Balances of trade understate their effects upon their nation's domestic production.

Aug 2010
249
40
Cliffside Park, NJ
#1
Balances of trade understate their effects upon their nation's domestic production.

Nation's balances of international trade are determined by the total net prices of their globally traded goods and service products which contribute to trade surplus nations' and reduce trade deficit nations' gross domestic products, (GDPs).

We know productions from different enterprises can resonate with each other.

An example of a factory's units of production affecting sales volumes, (i.e. units of production) for some other enterprises would be a pizza shop nearby a factory. Both the factory and the pizza shop contribute to their nation's domestic production, and when more or fewer factory workers are employed, both enterprises' production, (i.e. their sales volumes) are more or less affected.

Both enterprises contribute to their nation's domestic production, but they do not affect each other's prices per units of production. If the factory increases their workforce to produce more export products, the increased pizza shop sales will not be recognized and attributed as due to the nation's increased production for global trade. Trade surplus nation's positive balance of global trade contributes to their GDP, but their net trade balance to some extent understates global trades' effects upon their domestic production.

Nations' annual imports crowd their domestic products out of their nation's marketplaces and thus reduced their nation's domestic productions. Just as positive trade balances contributed to surplus trade nations' GDPs, negative trade balances reduced trade deficit nations' GDPs and their balances of trade to some extents understated their effects upon their nation's domestic production.

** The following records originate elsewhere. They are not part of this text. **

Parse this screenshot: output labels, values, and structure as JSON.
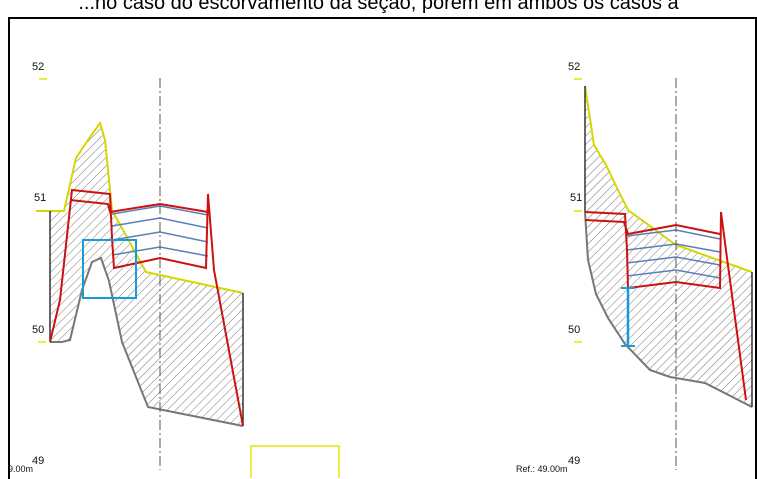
{
  "caption": "...no caso do escorvamento da seção, porém em ambos os casos a",
  "left_section": {
    "elevation_labels": [
      "52",
      "51",
      "50",
      "49"
    ],
    "reference_label": "9.00m"
  },
  "right_section": {
    "elevation_labels": [
      "52",
      "51",
      "50",
      "49"
    ],
    "reference_label": "Ref.: 49.00m"
  },
  "colors": {
    "terrain_line": "#d6d600",
    "channel_outline": "#cc1111",
    "water_levels": "#5b7fb5",
    "scour_line": "#777777",
    "hatch": "#555555",
    "highlight_box": "#1a9ad9",
    "axis_line": "#555555",
    "yellow_box": "#e6e600"
  }
}
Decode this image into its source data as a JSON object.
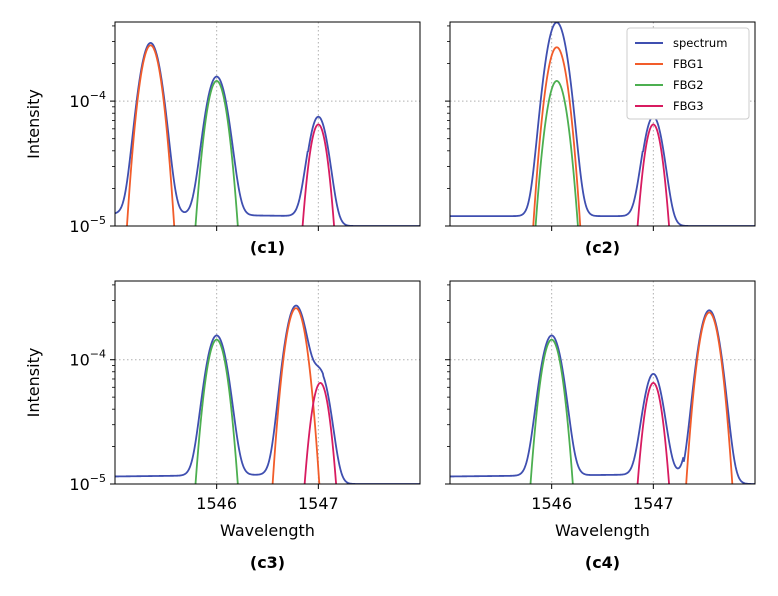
{
  "figure": {
    "legend": {
      "placement": "top-right",
      "panel": 1,
      "entries": [
        {
          "name": "spectrum",
          "color": "#3f4fb0"
        },
        {
          "name": "FBG1",
          "color": "#f25c2a"
        },
        {
          "name": "FBG2",
          "color": "#4caf50"
        },
        {
          "name": "FBG3",
          "color": "#d81b60"
        }
      ]
    }
  },
  "chart_data": [
    {
      "type": "line",
      "panel_label": "(c1)",
      "xlabel": "",
      "ylabel": "Intensity",
      "yscale": "log",
      "xlim": [
        1545.0,
        1548.0
      ],
      "ylim": [
        1e-05,
        0.00043
      ],
      "xticks": [
        1546,
        1547
      ],
      "xtick_labels": [
        "",
        ""
      ],
      "yticks": [
        1e-05,
        0.0001
      ],
      "ytick_labels": [
        {
          "base": "10",
          "exp": "−5"
        },
        {
          "base": "10",
          "exp": "−4"
        }
      ],
      "grid": "dotted",
      "baseline": {
        "left": 1.25e-05,
        "mid": 1.2e-05,
        "right": 1e-05,
        "join": 1546.9
      },
      "peaks": [
        {
          "series": "FBG1",
          "center": 1545.35,
          "amplitude": 0.00028,
          "sigma": 0.09
        },
        {
          "series": "FBG2",
          "center": 1546.0,
          "amplitude": 0.000145,
          "sigma": 0.09
        },
        {
          "series": "FBG3",
          "center": 1547.0,
          "amplitude": 6.5e-05,
          "sigma": 0.08
        }
      ]
    },
    {
      "type": "line",
      "panel_label": "(c2)",
      "xlabel": "",
      "ylabel": "",
      "yscale": "log",
      "xlim": [
        1545.0,
        1548.0
      ],
      "ylim": [
        1e-05,
        0.00043
      ],
      "xticks": [
        1546,
        1547
      ],
      "xtick_labels": [
        "",
        ""
      ],
      "yticks": [
        1e-05,
        0.0001
      ],
      "ytick_labels": [],
      "grid": "dotted",
      "baseline": {
        "left": 1.2e-05,
        "mid": 1.2e-05,
        "right": 1e-05,
        "join": 1546.9
      },
      "peaks": [
        {
          "series": "FBG1",
          "center": 1546.05,
          "amplitude": 0.00027,
          "sigma": 0.09
        },
        {
          "series": "FBG2",
          "center": 1546.05,
          "amplitude": 0.000145,
          "sigma": 0.09
        },
        {
          "series": "FBG3",
          "center": 1547.0,
          "amplitude": 6.5e-05,
          "sigma": 0.08
        }
      ]
    },
    {
      "type": "line",
      "panel_label": "(c3)",
      "xlabel": "Wavelength",
      "ylabel": "Intensity",
      "yscale": "log",
      "xlim": [
        1545.0,
        1548.0
      ],
      "ylim": [
        1e-05,
        0.00043
      ],
      "xticks": [
        1546,
        1547
      ],
      "xtick_labels": [
        "1546",
        "1547"
      ],
      "yticks": [
        1e-05,
        0.0001
      ],
      "ytick_labels": [
        {
          "base": "10",
          "exp": "−5"
        },
        {
          "base": "10",
          "exp": "−4"
        }
      ],
      "grid": "dotted",
      "baseline": {
        "left": 1.15e-05,
        "mid": 1.2e-05,
        "right": 1e-05,
        "join": 1547.05
      },
      "peaks": [
        {
          "series": "FBG2",
          "center": 1546.0,
          "amplitude": 0.000145,
          "sigma": 0.09
        },
        {
          "series": "FBG1",
          "center": 1546.78,
          "amplitude": 0.00026,
          "sigma": 0.09
        },
        {
          "series": "FBG3",
          "center": 1547.02,
          "amplitude": 6.5e-05,
          "sigma": 0.08
        }
      ]
    },
    {
      "type": "line",
      "panel_label": "(c4)",
      "xlabel": "Wavelength",
      "ylabel": "",
      "yscale": "log",
      "xlim": [
        1545.0,
        1548.0
      ],
      "ylim": [
        1e-05,
        0.00043
      ],
      "xticks": [
        1546,
        1547
      ],
      "xtick_labels": [
        "1546",
        "1547"
      ],
      "yticks": [
        1e-05,
        0.0001
      ],
      "ytick_labels": [],
      "grid": "dotted",
      "baseline": {
        "left": 1.15e-05,
        "mid": 1.2e-05,
        "right": 1e-05,
        "join": 1547.3
      },
      "peaks": [
        {
          "series": "FBG2",
          "center": 1546.0,
          "amplitude": 0.000145,
          "sigma": 0.09
        },
        {
          "series": "FBG3",
          "center": 1547.0,
          "amplitude": 6.5e-05,
          "sigma": 0.08
        },
        {
          "series": "FBG1",
          "center": 1547.55,
          "amplitude": 0.00024,
          "sigma": 0.09
        }
      ]
    }
  ]
}
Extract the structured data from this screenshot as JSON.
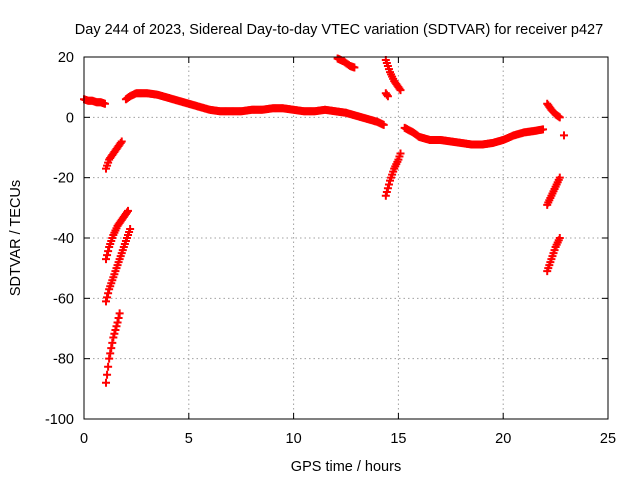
{
  "chart_data": {
    "type": "scatter",
    "title": "Day 244 of 2023, Sidereal Day-to-day VTEC variation (SDTVAR) for receiver p427",
    "xlabel": "GPS time / hours",
    "ylabel": "SDTVAR / TECUs",
    "xlim": [
      0,
      25
    ],
    "ylim": [
      -100,
      20
    ],
    "x_ticks": [
      0,
      5,
      10,
      15,
      20,
      25
    ],
    "x_tick_labels": [
      "0",
      "5",
      "10",
      "15",
      "20",
      "25"
    ],
    "y_ticks": [
      -100,
      -80,
      -60,
      -40,
      -20,
      0,
      20
    ],
    "y_tick_labels": [
      "-100",
      "-80",
      "-60",
      "-40",
      "-20",
      "0",
      "20"
    ],
    "grid": true,
    "marker": "plus",
    "marker_color": "#ff0000",
    "series": [
      {
        "name": "SDTVAR",
        "segments": [
          {
            "x": [
              0.0,
              0.2,
              0.4,
              0.6,
              0.8,
              1.0
            ],
            "y": [
              6,
              5.5,
              5.5,
              5,
              5,
              4.5
            ]
          },
          {
            "x": [
              1.05,
              1.2,
              1.4,
              1.6,
              1.8
            ],
            "y": [
              -17,
              -14,
              -12,
              -10,
              -8
            ]
          },
          {
            "x": [
              1.05,
              1.2,
              1.4,
              1.6,
              1.8,
              2.0,
              2.1
            ],
            "y": [
              -47,
              -43,
              -39,
              -36,
              -34,
              -32,
              -31
            ]
          },
          {
            "x": [
              1.05,
              1.2,
              1.4,
              1.6,
              1.8,
              2.0,
              2.2
            ],
            "y": [
              -61,
              -57,
              -53,
              -49,
              -45,
              -41,
              -37
            ]
          },
          {
            "x": [
              1.05,
              1.2,
              1.4,
              1.6,
              1.7
            ],
            "y": [
              -88,
              -80,
              -73,
              -68,
              -65
            ]
          },
          {
            "x": [
              2.0,
              2.2,
              2.5,
              3.0,
              3.5,
              4.0,
              4.5,
              5.0,
              5.5,
              6.0,
              6.5,
              7.0,
              7.5,
              8.0,
              8.5,
              9.0,
              9.5,
              10.0,
              10.5,
              11.0,
              11.5,
              12.0,
              12.5,
              13.0,
              13.5,
              14.0,
              14.3
            ],
            "y": [
              6,
              7,
              8,
              8,
              7.5,
              6.5,
              5.5,
              4.5,
              3.5,
              2.5,
              2,
              2,
              2,
              2.5,
              2.5,
              3,
              3,
              2.5,
              2,
              2,
              2.5,
              2,
              1.5,
              0.5,
              -0.5,
              -1.5,
              -2.5
            ]
          },
          {
            "x": [
              12.1,
              12.4,
              12.7,
              12.9
            ],
            "y": [
              19.5,
              18.5,
              17,
              16.5
            ]
          },
          {
            "x": [
              14.4,
              14.6,
              14.8,
              15.0,
              15.1
            ],
            "y": [
              19,
              15,
              12,
              10,
              9
            ]
          },
          {
            "x": [
              14.4,
              14.5
            ],
            "y": [
              8,
              7
            ]
          },
          {
            "x": [
              14.4,
              14.6,
              14.8,
              15.0,
              15.1
            ],
            "y": [
              -26,
              -21,
              -17,
              -14,
              -12
            ]
          },
          {
            "x": [
              15.3,
              15.7,
              16.0,
              16.5,
              17.0,
              17.5,
              18.0,
              18.5,
              19.0,
              19.5,
              20.0,
              20.5,
              21.0,
              21.5,
              21.9
            ],
            "y": [
              -3.5,
              -5,
              -6.5,
              -7.5,
              -7.5,
              -8,
              -8.5,
              -9,
              -9,
              -8.5,
              -7.5,
              -6,
              -5,
              -4.5,
              -4
            ]
          },
          {
            "x": [
              22.1,
              22.3,
              22.5,
              22.7
            ],
            "y": [
              4.5,
              2.5,
              1,
              0
            ]
          },
          {
            "x": [
              22.1,
              22.3,
              22.5,
              22.7
            ],
            "y": [
              -29,
              -26,
              -23,
              -20
            ]
          },
          {
            "x": [
              22.1,
              22.3,
              22.5,
              22.7
            ],
            "y": [
              -51,
              -47,
              -43,
              -40
            ]
          },
          {
            "x": [
              22.9
            ],
            "y": [
              -6
            ]
          }
        ]
      }
    ]
  }
}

These leverages due to resonating productions are the major, among causes of trade balances understating their effects upon their nation's domestic production.

Respectfully, Supposn
 
Aug 2010
249
40
Cliffside Park, NJ
#2
We know it's not unusual for governments or quasi-government entities such as universities, or utility companies providing some local producer with goods, services, or other considerations at lesser than market, or at no costs in order to promote their local economies.

Producers benefits from public infrastructures or other considerations at lesser than market costs are usually reflected as lower prices for those producers' products; regardless of this, all domestically produced goods and service products do contribute to their nation's GDP.
But to the extents that nations' entire contributions to their production of globally traded goods are not entirely reflected within the prices of their globally traded products, trade balances contributions to surplus trade nations' GDPs, and their detrimental effects upon the GDPs of trade deficit nations, all exceed the their nation's net balances of trade.

Respectfully, Supposn
 
Aug 2010
249
40
Cliffside Park, NJ
#3
We know that production per unit costs are often affected by their volumes of production; (i.e mass production induces economies of scale). When the same production lines or tools are employed for both domestic and exported production costs, they similarly affect the per unit costs of both products produced for export or domestic markets which in turn affects the “real” values of those productions.

Trade balances contribute to surplus trade nations' GDPs. We cannot account or estimate the extent those additional production values due to global trade provided additional economies of scales to those trade surplus nations.
Similarly, trade deficits are detrimental to their nation's GDPs. We cannot account or estimate the extent of trade deficits nations reduced values of GDP beyond the extent of their negative balance of trade.
Among those inestimable gains or losses, were opportunities for economies of scale.